I worked at "S. and P. Love" till 1.30 Monday night; beginning at 3.30 in the afternoon, and I recommenced early on Tuesday and had got to the end of the first part by midday. I slept a long time after lunch and woke up with the first headache I have had for months. I went down To Rachilde's reception at the Mercure de France to meet Davray. He took me to an old bookseller's named Lehec, in the rue St. Andre des Arts. We could scarcely get into the shop for books. Lehec told us he had a hundred thousand; the place smelt of damp paper.
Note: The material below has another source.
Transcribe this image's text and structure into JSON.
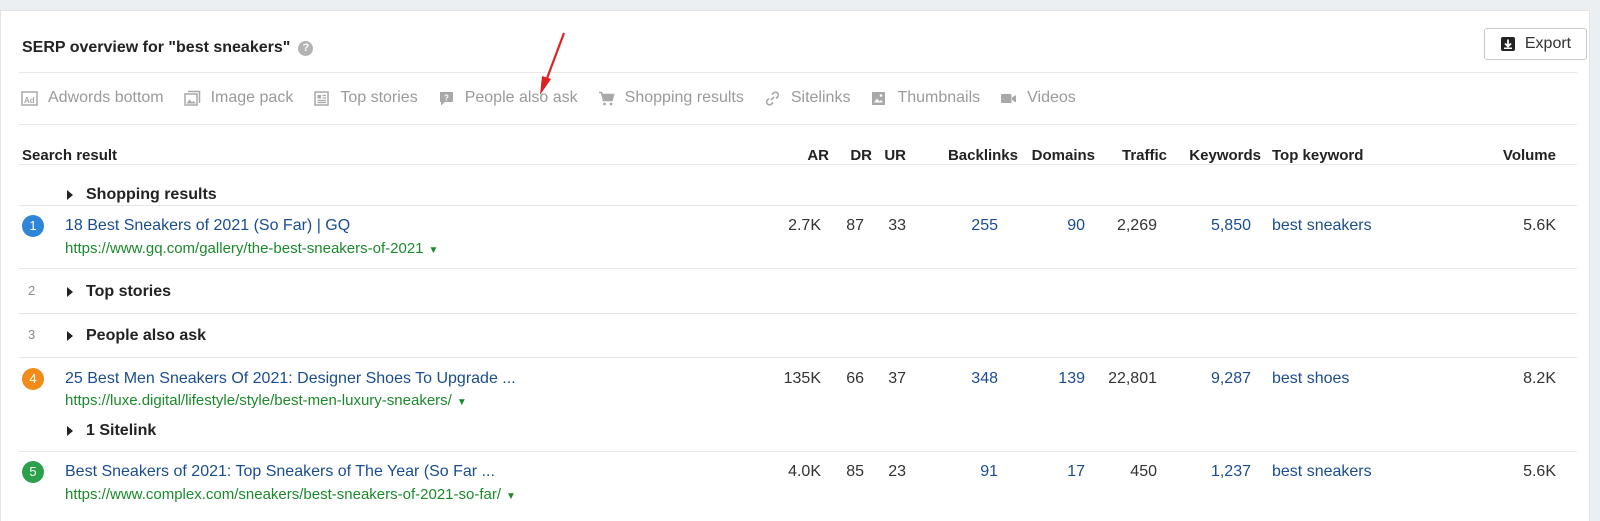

He was an oldish thin man, wearing a hat and a black smock like a French child's pinafore.
I wanted a good copy of "The Memoirs of Fanny Hill". He had a copy upstairs in his flat. He took us up, in the dark, to the third storey, and having opened the door made us enter quickly lest his cat should escape. When he had struck a light we saw the cat - a superb Persian. A curiously arranged flat, small, very clean and bourgeois. It reminded me of what Sister Glegg's might have been - in "The Mill on the Floss". here again, all was books. He at last, after searching through several portmanteaus full of bawdy English books, found a fine edition of "Fanny Hill" in two volumes. I have since read this work. It is certainly a masterpiece of pornographic literature.
Rachilde gave me some madeira which did not arrange my deranged stomach. Davray was depressed, so I asked him to come and dine with me and Emile Martin. We met Martin at the Cafe Riche, where I had an absinthe. I could not judge whether or not it did me good. We dined at the Restaurant Italien in the Passage des Panoramas: a plain looking place with a bad atmosphere but a magnificent cuisine and good Chianti. We ate enormously, and drank also, and the whole bill was 17 fr. 30. Martin who is tremendously au courant, puts Notta's, Laperouse, and this restaurant as the best in Paris for a moderate purse.
Afterwards we didn't quite know what to do, and Martin suggested that we should go down to Port Maillot and see the cafes frequented by chauffeurs and their mistresses. Ca nous changera un peu. We went, wandering down through the Palais Royal and then taking the Metro. We got a good cafe but it was empty, and we saw only one chauffeur and he hadn't a mistress.